Quoi qu'il en soit, Dominique Perben s'était vu confier la rédaction d'un rapport "sur l'avenir de la profession d'avocat". Aujourd'hui, ce rapport est remis au successeur de Nicole Belloubet et la chance veut qu'il soit lui-même avocat. 

Comme toujours dans ce type de document, on trouve des propositions disparates, bien souvent le fruit de différents lobbyings exercés durant les auditions. Dans le cas présent, le rapport ne manque pourtant pas d'une certaine cohérence, car il s'agit de donner satisfaction aux revendications exprimées par la profession. Il a donc le mérite de les mettre en lumière. 

 

Bénéficier davantage de l'argent public


Le rapport ne manque pas d'observer l'engorgement de la profession d'avocat. Les chiffres étaient connus bien avant la mission Perben, avec le rapport Kami Haeri de 2017. Le nombre d'avocats a plus que doublé en vingt ans et s'accroît d'environ 4 % par an. Ils étaient 34 523 en 1999, et 69 900 en 2019, chiffres donnés par le Conseil national des Barreaux. 75 % d'entre eux ont moins de cinquante ans, et 55 % sont des femmes. Cette croissance considérable suscite évidemment un appauvrissement de la profession, le rapport affirmant que 65 % des avocats vivent avec 25 % du revenu global, alors que 3, 2% des cabinets les plus riches se partagent 25 % de ce même revenu global. 

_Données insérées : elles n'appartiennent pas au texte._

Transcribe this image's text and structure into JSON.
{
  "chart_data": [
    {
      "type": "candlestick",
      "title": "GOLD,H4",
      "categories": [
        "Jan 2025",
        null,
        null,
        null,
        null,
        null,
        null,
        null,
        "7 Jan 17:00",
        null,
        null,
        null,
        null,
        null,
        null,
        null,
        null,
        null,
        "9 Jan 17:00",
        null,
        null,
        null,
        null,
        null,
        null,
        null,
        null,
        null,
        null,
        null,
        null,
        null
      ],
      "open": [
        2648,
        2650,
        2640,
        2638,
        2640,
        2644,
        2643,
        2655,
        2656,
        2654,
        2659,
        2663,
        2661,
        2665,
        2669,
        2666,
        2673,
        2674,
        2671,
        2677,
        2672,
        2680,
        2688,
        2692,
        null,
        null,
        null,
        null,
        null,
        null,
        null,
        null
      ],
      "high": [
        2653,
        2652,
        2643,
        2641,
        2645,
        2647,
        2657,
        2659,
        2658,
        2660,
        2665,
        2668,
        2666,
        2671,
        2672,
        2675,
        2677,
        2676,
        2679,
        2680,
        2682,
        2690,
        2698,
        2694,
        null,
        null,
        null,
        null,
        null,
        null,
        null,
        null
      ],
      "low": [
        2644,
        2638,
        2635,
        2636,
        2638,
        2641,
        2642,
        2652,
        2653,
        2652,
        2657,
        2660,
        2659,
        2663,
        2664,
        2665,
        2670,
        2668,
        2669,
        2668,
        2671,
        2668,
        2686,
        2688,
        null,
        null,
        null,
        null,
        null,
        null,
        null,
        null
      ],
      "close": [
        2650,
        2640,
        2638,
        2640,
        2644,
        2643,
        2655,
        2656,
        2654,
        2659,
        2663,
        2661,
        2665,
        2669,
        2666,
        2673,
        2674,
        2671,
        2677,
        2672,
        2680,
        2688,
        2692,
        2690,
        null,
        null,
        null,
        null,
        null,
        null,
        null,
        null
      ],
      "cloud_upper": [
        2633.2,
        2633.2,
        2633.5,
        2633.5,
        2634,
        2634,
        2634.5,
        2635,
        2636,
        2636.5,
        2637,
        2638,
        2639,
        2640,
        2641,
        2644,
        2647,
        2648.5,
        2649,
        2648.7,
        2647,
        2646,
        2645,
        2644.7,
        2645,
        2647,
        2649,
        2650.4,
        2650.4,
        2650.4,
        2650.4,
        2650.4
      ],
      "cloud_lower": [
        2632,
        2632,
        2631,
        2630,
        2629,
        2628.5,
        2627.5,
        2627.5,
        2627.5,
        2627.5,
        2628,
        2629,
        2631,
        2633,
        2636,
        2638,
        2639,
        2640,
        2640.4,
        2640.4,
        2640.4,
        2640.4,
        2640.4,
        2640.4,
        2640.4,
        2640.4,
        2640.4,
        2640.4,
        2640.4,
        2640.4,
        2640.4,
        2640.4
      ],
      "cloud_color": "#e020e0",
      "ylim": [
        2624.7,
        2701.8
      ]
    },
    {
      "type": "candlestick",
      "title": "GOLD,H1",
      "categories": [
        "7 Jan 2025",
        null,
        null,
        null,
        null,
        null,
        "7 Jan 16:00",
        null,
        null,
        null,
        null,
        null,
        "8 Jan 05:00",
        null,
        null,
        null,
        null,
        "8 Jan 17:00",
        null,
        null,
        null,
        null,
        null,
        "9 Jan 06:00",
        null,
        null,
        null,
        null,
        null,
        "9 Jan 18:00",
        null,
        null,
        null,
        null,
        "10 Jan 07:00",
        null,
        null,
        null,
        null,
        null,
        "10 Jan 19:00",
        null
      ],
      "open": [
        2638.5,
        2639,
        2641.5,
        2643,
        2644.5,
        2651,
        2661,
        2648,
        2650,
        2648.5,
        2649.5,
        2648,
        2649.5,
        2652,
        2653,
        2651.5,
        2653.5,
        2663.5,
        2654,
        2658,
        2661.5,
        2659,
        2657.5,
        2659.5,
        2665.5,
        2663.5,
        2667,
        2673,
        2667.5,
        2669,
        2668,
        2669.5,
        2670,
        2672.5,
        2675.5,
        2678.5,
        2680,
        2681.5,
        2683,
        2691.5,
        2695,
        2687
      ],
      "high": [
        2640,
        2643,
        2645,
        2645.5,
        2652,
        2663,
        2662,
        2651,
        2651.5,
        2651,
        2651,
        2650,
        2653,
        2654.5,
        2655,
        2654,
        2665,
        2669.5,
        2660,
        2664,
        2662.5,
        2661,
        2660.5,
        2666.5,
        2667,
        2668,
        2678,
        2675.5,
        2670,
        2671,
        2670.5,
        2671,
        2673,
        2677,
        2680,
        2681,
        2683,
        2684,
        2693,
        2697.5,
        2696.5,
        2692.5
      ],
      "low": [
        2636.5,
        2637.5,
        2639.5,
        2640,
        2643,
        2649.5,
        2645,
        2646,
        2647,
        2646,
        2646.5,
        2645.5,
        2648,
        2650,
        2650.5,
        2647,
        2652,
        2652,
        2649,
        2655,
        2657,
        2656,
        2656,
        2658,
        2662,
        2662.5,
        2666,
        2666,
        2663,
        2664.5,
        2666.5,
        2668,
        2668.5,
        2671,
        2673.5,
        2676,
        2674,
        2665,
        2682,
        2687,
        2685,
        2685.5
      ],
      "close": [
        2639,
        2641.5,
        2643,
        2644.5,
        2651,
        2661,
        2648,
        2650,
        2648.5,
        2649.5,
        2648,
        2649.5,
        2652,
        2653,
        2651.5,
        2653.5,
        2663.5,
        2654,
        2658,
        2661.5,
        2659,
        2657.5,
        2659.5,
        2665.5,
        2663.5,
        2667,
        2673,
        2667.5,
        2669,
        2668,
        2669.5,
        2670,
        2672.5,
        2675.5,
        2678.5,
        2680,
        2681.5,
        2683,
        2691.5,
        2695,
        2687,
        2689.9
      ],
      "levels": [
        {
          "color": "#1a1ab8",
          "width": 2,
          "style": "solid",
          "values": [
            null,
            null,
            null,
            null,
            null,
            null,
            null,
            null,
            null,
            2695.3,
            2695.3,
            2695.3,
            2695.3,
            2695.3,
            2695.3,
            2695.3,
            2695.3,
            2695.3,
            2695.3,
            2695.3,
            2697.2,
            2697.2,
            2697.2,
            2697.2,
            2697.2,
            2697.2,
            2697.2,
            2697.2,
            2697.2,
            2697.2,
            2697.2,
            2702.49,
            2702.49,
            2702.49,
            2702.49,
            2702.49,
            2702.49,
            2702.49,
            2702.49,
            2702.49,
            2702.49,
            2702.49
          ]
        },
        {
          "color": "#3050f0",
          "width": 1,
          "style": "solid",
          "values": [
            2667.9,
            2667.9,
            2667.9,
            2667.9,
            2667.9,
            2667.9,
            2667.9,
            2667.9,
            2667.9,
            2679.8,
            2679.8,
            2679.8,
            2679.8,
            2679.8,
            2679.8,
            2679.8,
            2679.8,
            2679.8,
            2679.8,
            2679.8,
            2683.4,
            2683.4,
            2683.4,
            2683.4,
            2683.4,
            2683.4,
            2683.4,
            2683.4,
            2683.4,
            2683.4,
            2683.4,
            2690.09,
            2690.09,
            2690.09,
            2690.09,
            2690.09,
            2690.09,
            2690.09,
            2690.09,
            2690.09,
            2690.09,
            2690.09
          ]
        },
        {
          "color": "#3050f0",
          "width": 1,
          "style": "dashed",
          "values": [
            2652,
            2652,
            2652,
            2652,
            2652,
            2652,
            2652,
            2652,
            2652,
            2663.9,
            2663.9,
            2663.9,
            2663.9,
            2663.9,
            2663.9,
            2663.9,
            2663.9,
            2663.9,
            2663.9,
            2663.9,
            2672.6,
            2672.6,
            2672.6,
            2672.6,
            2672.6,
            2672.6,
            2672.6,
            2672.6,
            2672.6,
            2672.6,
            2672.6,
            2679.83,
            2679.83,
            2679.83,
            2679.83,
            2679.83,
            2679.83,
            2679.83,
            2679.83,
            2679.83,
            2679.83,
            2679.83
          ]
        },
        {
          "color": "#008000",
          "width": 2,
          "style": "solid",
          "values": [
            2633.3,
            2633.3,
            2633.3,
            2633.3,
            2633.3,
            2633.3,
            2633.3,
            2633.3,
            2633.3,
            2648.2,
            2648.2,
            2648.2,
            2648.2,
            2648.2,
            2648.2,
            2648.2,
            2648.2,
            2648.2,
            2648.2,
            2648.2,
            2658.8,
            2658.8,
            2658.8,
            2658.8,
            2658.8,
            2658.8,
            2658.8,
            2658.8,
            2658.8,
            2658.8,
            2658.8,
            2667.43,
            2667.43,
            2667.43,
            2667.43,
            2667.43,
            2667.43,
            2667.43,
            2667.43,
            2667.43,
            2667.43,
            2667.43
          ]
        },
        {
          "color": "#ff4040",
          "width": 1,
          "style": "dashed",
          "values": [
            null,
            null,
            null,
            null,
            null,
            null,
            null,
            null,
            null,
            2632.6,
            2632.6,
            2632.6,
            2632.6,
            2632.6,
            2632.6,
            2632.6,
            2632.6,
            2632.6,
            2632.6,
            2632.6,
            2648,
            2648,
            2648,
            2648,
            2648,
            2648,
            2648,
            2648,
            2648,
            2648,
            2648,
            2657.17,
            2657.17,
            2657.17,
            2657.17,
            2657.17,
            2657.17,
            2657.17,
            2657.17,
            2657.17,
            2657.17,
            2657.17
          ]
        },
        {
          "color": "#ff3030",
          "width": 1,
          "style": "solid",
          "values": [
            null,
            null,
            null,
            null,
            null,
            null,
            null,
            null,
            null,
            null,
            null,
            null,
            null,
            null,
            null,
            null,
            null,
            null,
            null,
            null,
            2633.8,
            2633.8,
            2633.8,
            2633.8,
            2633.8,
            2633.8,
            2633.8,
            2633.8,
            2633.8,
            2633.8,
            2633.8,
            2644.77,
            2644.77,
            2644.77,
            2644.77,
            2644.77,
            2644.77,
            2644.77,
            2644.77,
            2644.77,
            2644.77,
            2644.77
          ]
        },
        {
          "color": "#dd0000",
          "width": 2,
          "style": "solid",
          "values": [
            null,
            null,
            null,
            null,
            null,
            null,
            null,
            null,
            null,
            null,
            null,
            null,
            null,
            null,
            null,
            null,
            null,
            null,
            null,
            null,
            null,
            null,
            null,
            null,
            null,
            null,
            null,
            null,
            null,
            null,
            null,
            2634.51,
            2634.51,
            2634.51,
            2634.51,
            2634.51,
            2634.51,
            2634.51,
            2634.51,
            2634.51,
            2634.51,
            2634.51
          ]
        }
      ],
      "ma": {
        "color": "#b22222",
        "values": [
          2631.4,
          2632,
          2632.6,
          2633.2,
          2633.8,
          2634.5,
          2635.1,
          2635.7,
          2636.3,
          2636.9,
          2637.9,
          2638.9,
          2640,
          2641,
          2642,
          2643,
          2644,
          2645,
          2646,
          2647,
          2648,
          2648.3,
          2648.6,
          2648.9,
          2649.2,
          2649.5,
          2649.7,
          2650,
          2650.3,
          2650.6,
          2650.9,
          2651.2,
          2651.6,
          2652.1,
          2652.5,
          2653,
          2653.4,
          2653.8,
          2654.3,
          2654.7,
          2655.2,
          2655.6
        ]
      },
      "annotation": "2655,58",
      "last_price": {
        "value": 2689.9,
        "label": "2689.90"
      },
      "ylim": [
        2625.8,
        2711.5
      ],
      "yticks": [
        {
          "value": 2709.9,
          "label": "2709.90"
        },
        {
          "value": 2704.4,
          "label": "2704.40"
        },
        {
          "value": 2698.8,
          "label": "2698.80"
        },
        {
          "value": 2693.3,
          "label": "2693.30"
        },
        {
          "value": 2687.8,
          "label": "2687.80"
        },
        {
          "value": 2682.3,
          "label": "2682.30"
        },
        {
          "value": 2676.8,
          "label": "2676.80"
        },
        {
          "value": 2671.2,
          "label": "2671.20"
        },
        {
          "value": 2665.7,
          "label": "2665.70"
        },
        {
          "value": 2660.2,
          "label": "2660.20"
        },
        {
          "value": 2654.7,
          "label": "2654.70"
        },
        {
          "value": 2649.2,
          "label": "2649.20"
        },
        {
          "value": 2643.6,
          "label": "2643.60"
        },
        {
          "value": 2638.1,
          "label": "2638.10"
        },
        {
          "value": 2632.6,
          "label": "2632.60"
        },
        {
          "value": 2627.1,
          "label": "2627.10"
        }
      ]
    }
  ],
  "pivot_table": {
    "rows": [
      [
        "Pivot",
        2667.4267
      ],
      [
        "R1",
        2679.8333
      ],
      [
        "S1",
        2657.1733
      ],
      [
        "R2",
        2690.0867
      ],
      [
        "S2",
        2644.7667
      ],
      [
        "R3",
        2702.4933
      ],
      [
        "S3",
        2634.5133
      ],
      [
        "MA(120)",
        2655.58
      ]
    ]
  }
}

Que l'on se rassure, il n'est pas question de partage, les plus riches aidant les plus pauvres. Il n'est pas davantage question d'une gestion des flux par la profession elle-même. L'examen du CRFPA est sévèrement critiqué comme conduisant à de grandes disparités régionales, ce qui est vrai. La solution réside donc dans la nationalisation des épreuves, garantissant l'égalité des chances entre les candidats. En revanche, aucune mention n'est faite du rôle des Ecoles de formation du Barreau, qui ne présentent aucun caractère sélectif, tout candidat reçu au CRFPA devenant avocat à l'issue de son passage à l'EFB.

La solution réside, aux yeux du rapport Perben, dans l'accroissement des revenus des avocats les plus modestes. Et comme le marché privé n'est pas illimité, et que les plus privilégiés de la profession accaparent les affaires les plus rémunératrices, il suffit de faire vivre les plus pauvres grâce à l'argent public. Est donc proposée une nouvelle revalorisation de l'aide juridictionnelle qui, passant de 32 € à 40 € coûterait environ 100 millions d'euros au budget de l'Etat. 

 

Faire payer les justiciables 


Pour financer la moitié de ce montant est proposé un retour de la fiscalité, c'est-à-dire un droit de timbre de 50 € qui serait perçu pour tout acte judiciaire. Rappelons qu'un décret du 29 décembre 2013 avait supprimé le droit de timbre perçu pour toute introduction d'une instance contentieuse. A l'époque, on avait considéré que cet impôt pesait de manière injuste sur les justiciables les plus pauvres. Mais le droit de timbre était alors de 35 $. Les avocats considèrent aujourd'hui que les justiciables modestes peuvent payer davantage, et suggèrent de prélever un droit de 50 €, qui permettrait de drainer à leur profit environ 55 millions d'euros. Quant au 45 millions restants, ils seraient prélevés sur le budget de l'Etat.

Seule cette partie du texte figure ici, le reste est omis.